Für die weitere Entwicklung wäre Geld aus China sehr willkommen, genauso wie der zusätzliche Handel, den das mit sich brächte. Im Fall einer Absage droht dieser Plan nun nach hinten loszugehen und zum Bumerang zu werden. Auch Bundeskanzler Scholz, der vor Tschentscher selbst Erster Bürgermeister von Hamburg war und dort immer noch seinen Wahlkreis hat, möchte offenbar einen Affront mit Peking nicht riskieren und drängt nun darauf, dass der umstrittene Deal zustande kommt.
Im Bundeskabinett alle gegen Scholz und Hamburger Hafenpläne
Auf harten Widerstand stoßen Scholz und Tschentscher ausgerechnet in der Bundesregierung. Nach ARD-Informationen sollen sechs Bundesministerien, die sich mit dem Einstiegsplänen der Chinesen befasst haben, allesamt das Vorhaben ablehnen.

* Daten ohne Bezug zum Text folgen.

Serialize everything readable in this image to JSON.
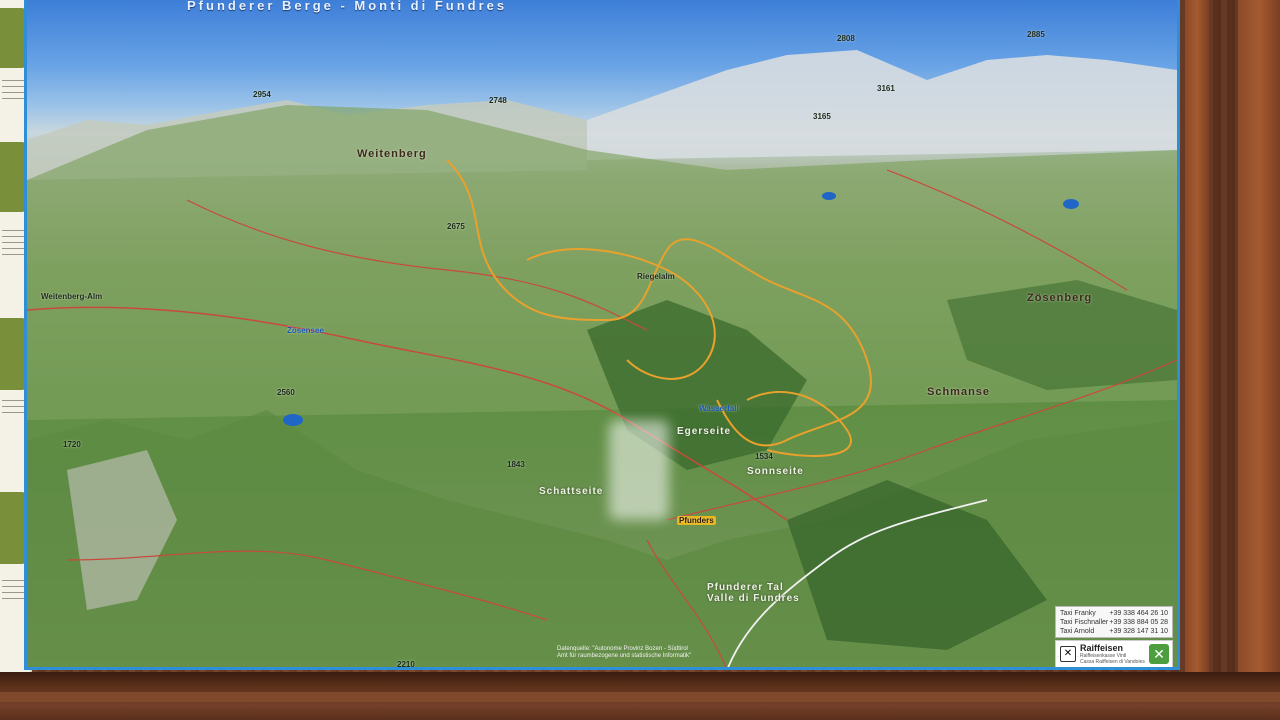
{
  "map": {
    "title": "Pfunderer Berge - Monti di Fundres",
    "regions": [
      {
        "id": "weitenberg",
        "text": "Weitenberg"
      },
      {
        "id": "zosenberg",
        "text": "Zösenberg"
      },
      {
        "id": "schmaus",
        "text": "Schmanse"
      },
      {
        "id": "sonnseite",
        "text": "Sonnseite"
      },
      {
        "id": "schattseite",
        "text": "Schattseite"
      },
      {
        "id": "egerseite",
        "text": "Egerseite"
      },
      {
        "id": "valley",
        "text": "Pfunderer Tal\nValle di Fundres"
      }
    ],
    "places": [
      {
        "id": "pfunders",
        "text": "Pfunders"
      },
      {
        "id": "wasserfall",
        "text": "Wasserfall"
      },
      {
        "id": "weissenbach",
        "text": "Weitenberg-Alm"
      },
      {
        "id": "zosen",
        "text": "Zösensee"
      },
      {
        "id": "riegelalm",
        "text": "Riegelalm"
      }
    ],
    "heights": [
      "2885",
      "2808",
      "3161",
      "3165",
      "2954",
      "2748",
      "2675",
      "2560",
      "1720",
      "1534",
      "1843",
      "2210"
    ]
  },
  "taxi": [
    {
      "name": "Taxi Franky",
      "phone": "+39 338 464 26 10"
    },
    {
      "name": "Taxi Fischnaller",
      "phone": "+39 338 884 05 28"
    },
    {
      "name": "Taxi Arnold",
      "phone": "+39 328 147 31 10"
    }
  ],
  "sponsor": {
    "name": "Raiffeisen",
    "line1": "Raiffeisenkasse Vintl",
    "line2": "Cassa Raiffeisen di Vandoies"
  },
  "source": {
    "line1": "Datenquelle: \"Autonome Provinz Bozen - Südtirol",
    "line2": "Amt für raumbezogene und statistische Informatik\""
  }
}
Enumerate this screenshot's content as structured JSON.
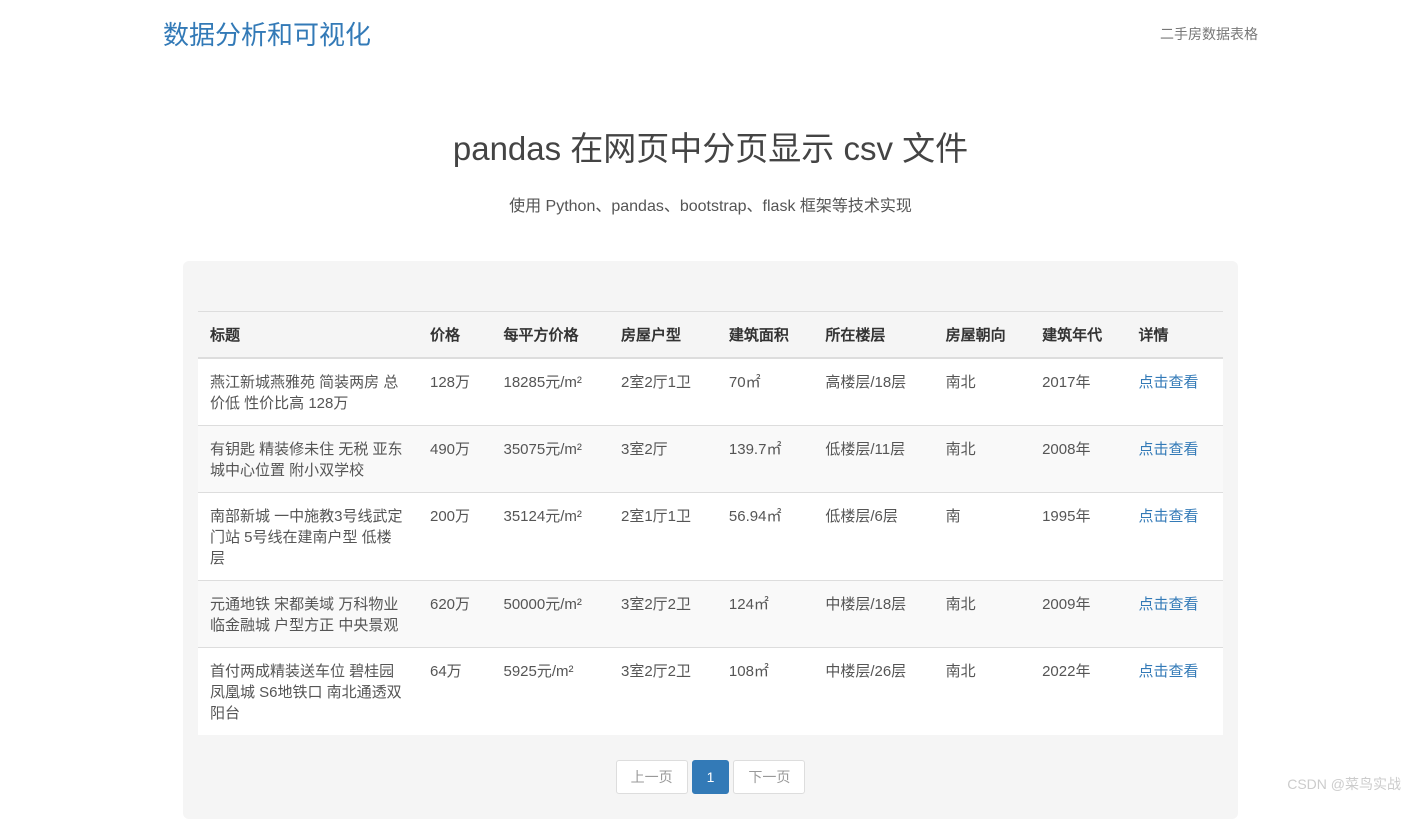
{
  "nav": {
    "brand": "数据分析和可视化",
    "link": "二手房数据表格"
  },
  "hero": {
    "title": "pandas 在网页中分页显示 csv 文件",
    "subtitle": "使用 Python、pandas、bootstrap、flask 框架等技术实现"
  },
  "table": {
    "headers": [
      "标题",
      "价格",
      "每平方价格",
      "房屋户型",
      "建筑面积",
      "所在楼层",
      "房屋朝向",
      "建筑年代",
      "详情"
    ],
    "detail_label": "点击查看",
    "rows": [
      {
        "title": "燕江新城燕雅苑 简装两房 总价低 性价比高 128万",
        "price": "128万",
        "ppm": "18285元/m²",
        "layout": "2室2厅1卫",
        "area": "70㎡",
        "floor": "高楼层/18层",
        "dir": "南北",
        "year": "2017年"
      },
      {
        "title": "有钥匙 精装修未住 无税 亚东城中心位置 附小双学校",
        "price": "490万",
        "ppm": "35075元/m²",
        "layout": "3室2厅",
        "area": "139.7㎡",
        "floor": "低楼层/11层",
        "dir": "南北",
        "year": "2008年"
      },
      {
        "title": "南部新城 一中施教3号线武定门站 5号线在建南户型 低楼层",
        "price": "200万",
        "ppm": "35124元/m²",
        "layout": "2室1厅1卫",
        "area": "56.94㎡",
        "floor": "低楼层/6层",
        "dir": "南",
        "year": "1995年"
      },
      {
        "title": "元通地铁 宋都美域 万科物业 临金融城 户型方正 中央景观",
        "price": "620万",
        "ppm": "50000元/m²",
        "layout": "3室2厅2卫",
        "area": "124㎡",
        "floor": "中楼层/18层",
        "dir": "南北",
        "year": "2009年"
      },
      {
        "title": "首付两成精装送车位 碧桂园凤凰城 S6地铁口 南北通透双阳台",
        "price": "64万",
        "ppm": "5925元/m²",
        "layout": "3室2厅2卫",
        "area": "108㎡",
        "floor": "中楼层/26层",
        "dir": "南北",
        "year": "2022年"
      }
    ]
  },
  "pagination": {
    "prev": "上一页",
    "current": "1",
    "next": "下一页"
  },
  "watermark": "CSDN @菜鸟实战"
}
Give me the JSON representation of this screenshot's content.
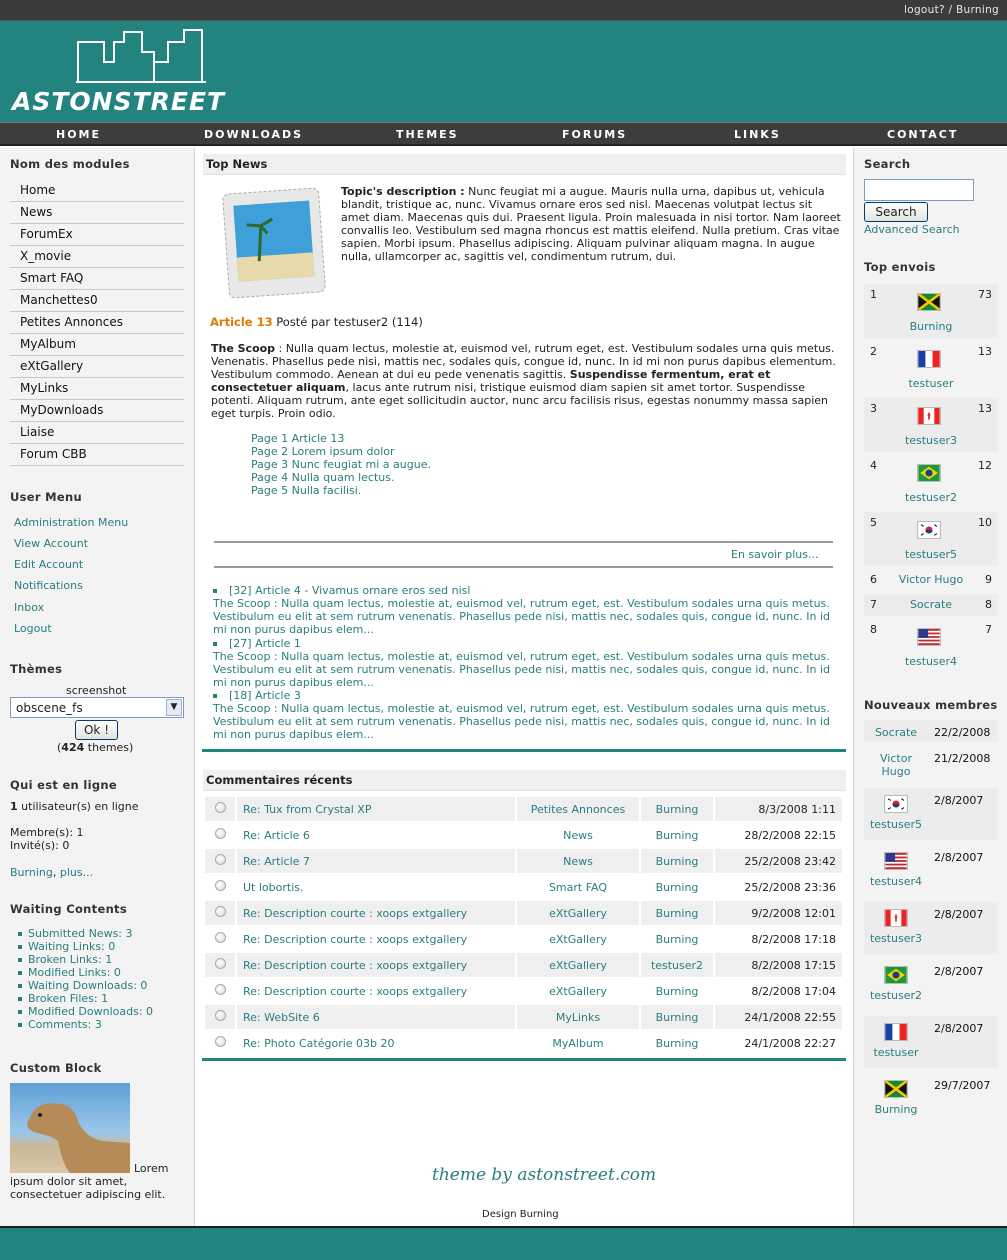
{
  "topbar": {
    "logout": "logout?",
    "sep": "/",
    "user": "Burning"
  },
  "logo": {
    "text": "ASTONSTREET"
  },
  "nav": [
    "HOME",
    "DOWNLOADS",
    "THEMES",
    "FORUMS",
    "LINKS",
    "CONTACT"
  ],
  "left": {
    "modules_title": "Nom des modules",
    "modules": [
      "Home",
      "News",
      "ForumEx",
      "X_movie",
      "Smart FAQ",
      "Manchettes0",
      "Petites Annonces",
      "MyAlbum",
      "eXtGallery",
      "MyLinks",
      "MyDownloads",
      "Liaise",
      "Forum CBB"
    ],
    "usermenu_title": "User Menu",
    "usermenu": [
      "Administration Menu",
      "View Account",
      "Edit Account",
      "Notifications",
      "Inbox",
      "Logout"
    ],
    "themes_title": "Thèmes",
    "themes_screenshot": "screenshot",
    "themes_selected": "obscene_fs",
    "themes_ok": "Ok !",
    "themes_count": "424",
    "themes_count_suffix": " themes)",
    "themes_count_prefix": "(",
    "online_title": "Qui est en ligne",
    "online_count": "1",
    "online_text": " utilisateur(s) en ligne",
    "members": "Membre(s): 1",
    "guests": "Invité(s): 0",
    "online_user": "Burning",
    "online_more": "plus...",
    "waiting_title": "Waiting Contents",
    "waiting": [
      "Submitted News: 3",
      "Waiting Links: 0",
      "Broken Links: 1",
      "Modified Links: 0",
      "Waiting Downloads: 0",
      "Broken Files: 1",
      "Modified Downloads: 0",
      "Comments: 3"
    ],
    "custom_title": "Custom Block",
    "custom_text": "Lorem ipsum dolor sit amet, consectetuer adipiscing elit."
  },
  "main": {
    "topnews_title": "Top News",
    "topic_label": "Topic's description :",
    "topic_text": " Nunc feugiat mi a augue. Mauris nulla urna, dapibus ut, vehicula blandit, tristique ac, nunc. Vivamus ornare eros sed nisl. Maecenas volutpat lectus sit amet diam. Maecenas quis dui. Praesent ligula. Proin malesuada in nisi tortor. Nam laoreet convallis leo. Vestibulum sed magna rhoncus est mattis eleifend. Nulla pretium. Cras vitae sapien. Morbi ipsum. Phasellus adipiscing. Aliquam pulvinar aliquam magna. In augue nulla, ullamcorper ac, sagittis vel, condimentum rutrum, dui.",
    "article_title": "Article 13",
    "article_by": " Posté par testuser2 (114)",
    "scoop_label": "The Scoop",
    "scoop_text1": " : Nulla quam lectus, molestie at, euismod vel, rutrum eget, est. Vestibulum sodales urna quis metus. Venenatis. Phasellus pede nisi, mattis nec, sodales quis, congue id, nunc. In id mi non purus dapibus elementum. Vestibulum commodo. Aenean at dui eu pede venenatis sagittis. ",
    "scoop_bold": "Suspendisse fermentum, erat et consectetuer aliquam",
    "scoop_text2": ", lacus ante rutrum nisi, tristique euismod diam sapien sit amet tortor. Suspendisse potenti. Aliquam rutrum, ante eget sollicitudin auctor, nunc arcu facilisis risus, egestas nonummy massa sapien eget turpis. Proin odio.",
    "pages": [
      "Page 1 Article 13",
      "Page 2 Lorem ipsum dolor",
      "Page 3 Nunc feugiat mi a augue.",
      "Page 4 Nulla quam lectus.",
      "Page 5 Nulla facilisi."
    ],
    "more": "En savoir plus...",
    "articles": [
      {
        "id": "[32]",
        "title": "Article 4 - Vivamus ornare eros sed nisl",
        "text": "The Scoop : Nulla quam lectus, molestie at, euismod vel, rutrum eget, est. Vestibulum sodales urna quis metus. Vestibulum eu elit at sem rutrum venenatis. Phasellus pede nisi, mattis nec, sodales quis, congue id, nunc. In id mi non purus dapibus elem..."
      },
      {
        "id": "[27]",
        "title": "Article 1",
        "text": "The Scoop : Nulla quam lectus, molestie at, euismod vel, rutrum eget, est. Vestibulum sodales urna quis metus. Vestibulum eu elit at sem rutrum venenatis. Phasellus pede nisi, mattis nec, sodales quis, congue id, nunc. In id mi non purus dapibus elem..."
      },
      {
        "id": "[18]",
        "title": "Article 3",
        "text": "The Scoop : Nulla quam lectus, molestie at, euismod vel, rutrum eget, est. Vestibulum sodales urna quis metus. Vestibulum eu elit at sem rutrum venenatis. Phasellus pede nisi, mattis nec, sodales quis, congue id, nunc. In id mi non purus dapibus elem..."
      }
    ],
    "comments_title": "Commentaires récents",
    "comments": [
      {
        "title": "Re: Tux from Crystal XP",
        "module": "Petites Annonces",
        "user": "Burning",
        "date": "8/3/2008 1:11",
        "icon": "circle-icon"
      },
      {
        "title": "Re: Article 6",
        "module": "News",
        "user": "Burning",
        "date": "28/2/2008 22:15",
        "icon": "circle-icon"
      },
      {
        "title": "Re: Article 7",
        "module": "News",
        "user": "Burning",
        "date": "25/2/2008 23:42",
        "icon": "circle-icon"
      },
      {
        "title": "Ut lobortis.",
        "module": "Smart FAQ",
        "user": "Burning",
        "date": "25/2/2008 23:36",
        "icon": "circle-icon"
      },
      {
        "title": "Re: Description courte : xoops extgallery",
        "module": "eXtGallery",
        "user": "Burning",
        "date": "9/2/2008 12:01",
        "icon": "smiley-icon"
      },
      {
        "title": "Re: Description courte : xoops extgallery",
        "module": "eXtGallery",
        "user": "Burning",
        "date": "8/2/2008 17:18",
        "icon": "circle-icon"
      },
      {
        "title": "Re: Description courte : xoops extgallery",
        "module": "eXtGallery",
        "user": "testuser2",
        "date": "8/2/2008 17:15",
        "icon": "circle-icon"
      },
      {
        "title": "Re: Description courte : xoops extgallery",
        "module": "eXtGallery",
        "user": "Burning",
        "date": "8/2/2008 17:04",
        "icon": "circle-icon"
      },
      {
        "title": "Re: WebSite 6",
        "module": "MyLinks",
        "user": "Burning",
        "date": "24/1/2008 22:55",
        "icon": "circle-icon"
      },
      {
        "title": "Re: Photo Catégorie 03b 20",
        "module": "MyAlbum",
        "user": "Burning",
        "date": "24/1/2008 22:27",
        "icon": "circle-icon"
      }
    ],
    "footer_sig": "theme by astonstreet.com",
    "footer_design": "Design Burning"
  },
  "right": {
    "search_title": "Search",
    "search_value": "",
    "search_button": "Search",
    "advanced": "Advanced Search",
    "top_title": "Top envois",
    "top": [
      {
        "rank": "1",
        "user": "Burning",
        "count": "73",
        "flag": "jamaica"
      },
      {
        "rank": "2",
        "user": "testuser",
        "count": "13",
        "flag": "france"
      },
      {
        "rank": "3",
        "user": "testuser3",
        "count": "13",
        "flag": "canada"
      },
      {
        "rank": "4",
        "user": "testuser2",
        "count": "12",
        "flag": "brazil"
      },
      {
        "rank": "5",
        "user": "testuser5",
        "count": "10",
        "flag": "korea"
      },
      {
        "rank": "6",
        "user": "Victor Hugo",
        "count": "9",
        "flag": ""
      },
      {
        "rank": "7",
        "user": "Socrate",
        "count": "8",
        "flag": ""
      },
      {
        "rank": "8",
        "user": "testuser4",
        "count": "7",
        "flag": "usa"
      }
    ],
    "new_title": "Nouveaux membres",
    "new": [
      {
        "user": "Socrate",
        "date": "22/2/2008",
        "flag": ""
      },
      {
        "user": "Victor Hugo",
        "date": "21/2/2008",
        "flag": ""
      },
      {
        "user": "testuser5",
        "date": "2/8/2007",
        "flag": "korea"
      },
      {
        "user": "testuser4",
        "date": "2/8/2007",
        "flag": "usa"
      },
      {
        "user": "testuser3",
        "date": "2/8/2007",
        "flag": "canada"
      },
      {
        "user": "testuser2",
        "date": "2/8/2007",
        "flag": "brazil"
      },
      {
        "user": "testuser",
        "date": "2/8/2007",
        "flag": "france"
      },
      {
        "user": "Burning",
        "date": "29/7/2007",
        "flag": "jamaica"
      }
    ]
  },
  "colors": {
    "brand": "#23837f",
    "link": "#2a7d7d",
    "accent": "#e07a00",
    "dark": "#3b3b3b"
  }
}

Bundeswirtschaftsminister Robert Habeck soll sogar offen damit gedroht haben, sein Veto einzulegen, was ihm nach dem Außenwirtschaftsgesetz zusteht. Dort ist festgeschrieben, dass der Bundeswirtschaftsminister Investitionen aus dem Ausland verbieten kann, sofern sie den nationalen Interessen Deutschlands zuwiderlaufen. Im Fall von sensibler Infrastruktur, wie sie ein Seehafen darstellt, kann man diese Meinung durchaus vertreten.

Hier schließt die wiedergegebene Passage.